Zimbabwe’s proposed overhaul of medical aid regulations is shaping into one of the most consequential health policy battles in years. Medical aid societies warn that forcing them to sell off clinics, hospitals and specialist units could wipe out more than 10,000 jobs, erase over US$200 million in health investments, and push thousands of patients back into an already overwhelmed public system. The proposed changes are contained in amendments to the Medical Aid Societies Regulations.  

At the centre of the storm is a proposed rewrite of Section 14, which would outlaw what government calls “vertical integration” — the model under which medical aid societies both finance healthcare and own service delivery assets such as clinics, hospitals, pharmacies and laboratories. Stakeholders say the amendment must be halted or substantially reworked to avoid jeopardising jobs, investment and access to affordable healthcare.

The draft amendment is sweeping. It bars any medical aid society, subsidiary, associated entity or related party from owning, managing, operating or holding a financial interest in a healthcare provider, private hospital, specialist unit or facility. Existing operators would have six months to submit divestiture plans and no more than 36 months to dispose of all such assets. Any deal that leaves societies with continued influence or indirect control would be rejected.  

For medical aid societies, this is not a technical compliance issue. It is a direct threat to infrastructure they say has helped keep healthcare affordable in an unstable market.

In a joint position paper submitted to the Ministry of Health and Child Care on 5 March, major players including First Mutual Health, CIMAS, PSMAS, Vivat and Parkmed warned that the blanket ban, in its current form, risks undermining affordability, access and the wider resilience of Zimbabwe’s healthcare system.

Their core argument is simple: society-owned facilities were built not to entrench monopolies, but to shield members from runaway private sector costs, unpredictable tariffs and treatment delays.

“Over time, societies invested in health facilities to protect affordability and availability of care,” reads one stakeholder submission.

“In many cases, private providers charge above what societies can sustainably pay… Society-run facilities reduce that uncertainty. They also mean we are not always price-takers at the mercy of independent private facilities.”  

Stakeholders also argue that a critical point has been missed: the real owners of many of these healthcare assets are the members themselves. For years, workers, pensioners and families have pooled monthly contributions to build and sustain clinics, hospitals and specialist units designed to guarantee quality care for themselves, their dependants and, increasingly, the wider public.

The likely fallout from forced closures or distressed sales, stakeholders say, would be immediate: higher subscriptions, larger out-of-pocket costs, delayed treatment, disrupted chronic care, reduced access to medicines, and the loss of thousands of skilled and semi-skilled jobs.

That warning carries added weight in Zimbabwe, where the public health system is already buckling under chronic medicine shortages, staff deficits, long queues and ageing infrastructure.

Ironically, the current regulations already recognise the central role of public hospitals and state-aided clinics by making them the baseline for minimum benefit cover. But medical aid societies argue public institutions simply do not have the capacity to absorb a sudden influx of patients if society-run facilities are dismantled.  

This matters in a country where less than 5% of the population is formally covered by medical aid.

For that small but critical group — civil servants, pensioners, workers on lower-tier packages and their families — society-owned facilities often provide the only dependable route to affordable treatment.

As one stakeholder paper notes, members pool limited monthly contributions precisely because illness is unpredictable. Society-run facilities help stretch those pooled funds and deliver care when it is needed. Strip away that infrastructure, and the burden shifts back to patients already stretched to breaking point.  

The economic consequences could be just as severe.
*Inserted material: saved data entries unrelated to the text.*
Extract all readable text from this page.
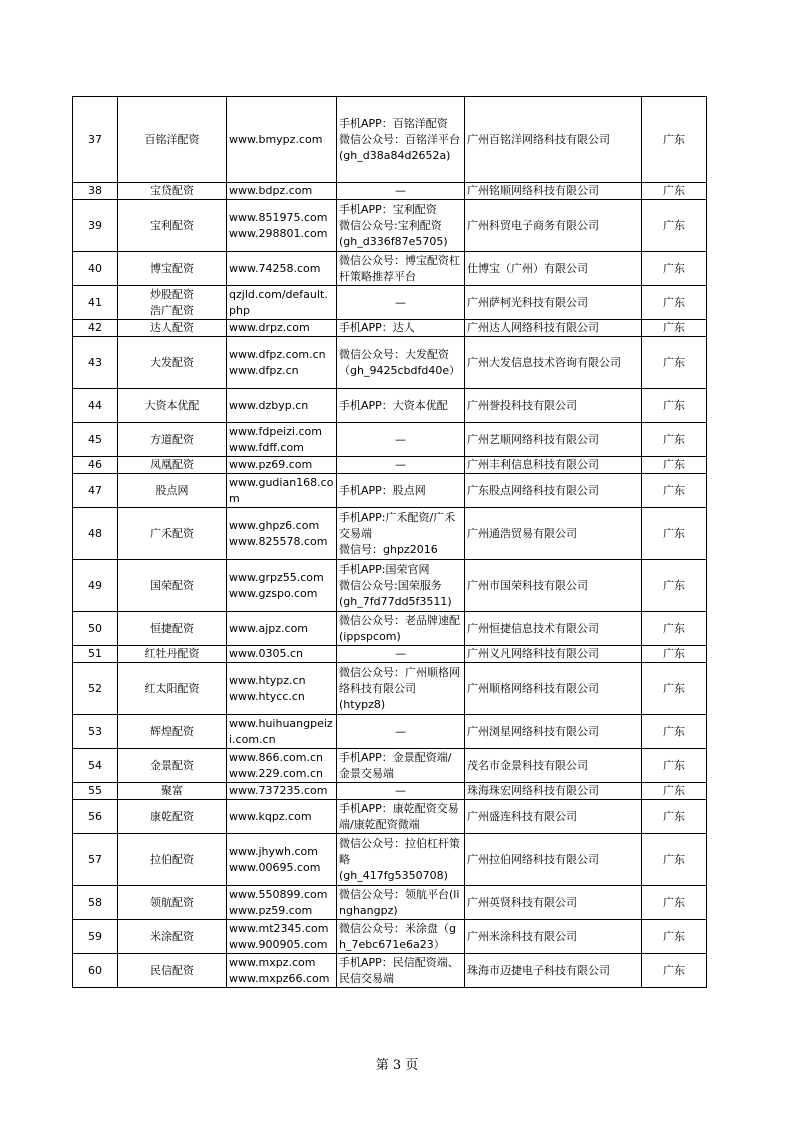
37	百铭洋配资	www.bmypz.com	手机APP：百铭洋配资
微信公众号：百铭洋平台
(gh_d38a84d2652a)	广州百铭洋网络科技有限公司	广东
38	宝贷配资	www.bdpz.com	—	广州铭顺网络科技有限公司	广东
39	宝利配资	www.851975.com
www.298801.com	手机APP：宝利配资
微信公众号:宝利配资
(gh_d336f87e5705)	广州科贸电子商务有限公司	广东
40	博宝配资	www.74258.com	微信公众号：博宝配资杠杆策略推荐平台	仕博宝（广州）有限公司	广东
41	炒股配资
浩广配资	qzjld.com/default.php	—	广州萨柯光科技有限公司	广东
42	达人配资	www.drpz.com	手机APP：达人	广州达人网络科技有限公司	广东
43	大发配资	www.dfpz.com.cn
www.dfpz.cn	微信公众号：大发配资
（gh_9425cbdfd40e）	广州大发信息技术咨询有限公司	广东
44	大资本优配	www.dzbyp.cn	手机APP：大资本优配	广州誉投科技有限公司	广东
45	方道配资	www.fdpeizi.com
www.fdff.com	—	广州艺顺网络科技有限公司	广东
46	凤凰配资	www.pz69.com	—	广州丰利信息科技有限公司	广东
47	股点网	www.gudian168.com	手机APP：股点网	广东股点网络科技有限公司	广东
48	广禾配资	www.ghpz6.com
www.825578.com	手机APP:广禾配资/广禾交易端
微信号：ghpz2016	广州通浩贸易有限公司	广东
49	国荣配资	www.grpz55.com
www.gzspo.com	手机APP:国荣官网
微信公众号:国荣服务
(gh_7fd77dd5f3511)	广州市国荣科技有限公司	广东
50	恒捷配资	www.ajpz.com	微信公众号：老品牌速配(ippspcom)	广州恒捷信息技术有限公司	广东
51	红牡丹配资	www.0305.cn	—	广州义凡网络科技有限公司	广东
52	红太阳配资	www.htypz.cn
www.htycc.cn	微信公众号：广州顺格网络科技有限公司
(htypz8)	广州顺格网络科技有限公司	广东
53	辉煌配资	www.huihuangpeizi.com.cn	—	广州浏星网络科技有限公司	广东
54	金景配资	www.866.com.cn
www.229.com.cn	手机APP：金景配资端/金景交易端	茂名市金景科技有限公司	广东
55	聚富	www.737235.com	—	珠海珠宏网络科技有限公司	广东
56	康乾配资	www.kqpz.com	手机APP：康乾配资交易端/康乾配资微端	广州盛连科技有限公司	广东
57	拉伯配资	www.jhywh.com
www.00695.com	微信公众号：拉伯杠杆策略
(gh_417fg5350708)	广州拉伯网络科技有限公司	广东
58	领航配资	www.550899.com
www.pz59.com	微信公众号：领航平台(linghangpz)	广州英贤科技有限公司	广东
59	米涂配资	www.mt2345.com
www.900905.com	微信公众号：米涂盘（gh_7ebc671e6a23）	广州米涂科技有限公司	广东
60	民信配资	www.mxpz.com
www.mxpz66.com	手机APP：民信配资端、民信交易端	珠海市迈捷电子科技有限公司	广东
第 3 页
Medical aid societies say they have collectively invested more than US$200 million in health infrastructure over the years — clinics, pharmacies, laboratories, specialist centres and support systems built over decades. Forcing divestiture under rigid timelines could trigger fire-sale disposals, destroy asset value, chill future health investment and wipe out more than 10,000 direct and indirect jobs across healthcare, administration, logistics, maintenance and supply chains.

But the deeper risk lies beyond the balance sheet.

In a healthcare market already plagued by tariff disputes, delayed reimbursements and widespread shortfalls, society-owned facilities have acted as a stabilising buffer. Remove them, and many medical aid members could be pushed into a fragmented private market where cash top-ups become routine — or where treatment is delayed because they simply cannot afford the gap.

That is the central contradiction in the proposed amendment: a reform framed as a clean-up of conflicts of interest could end up dismantling one of the few functioning cushions in Zimbabwe’s healthcare system.

Without a realistic transition plan, this policy may not just hurt medical aid societies. It could hurt the very patients government says it wants to protect.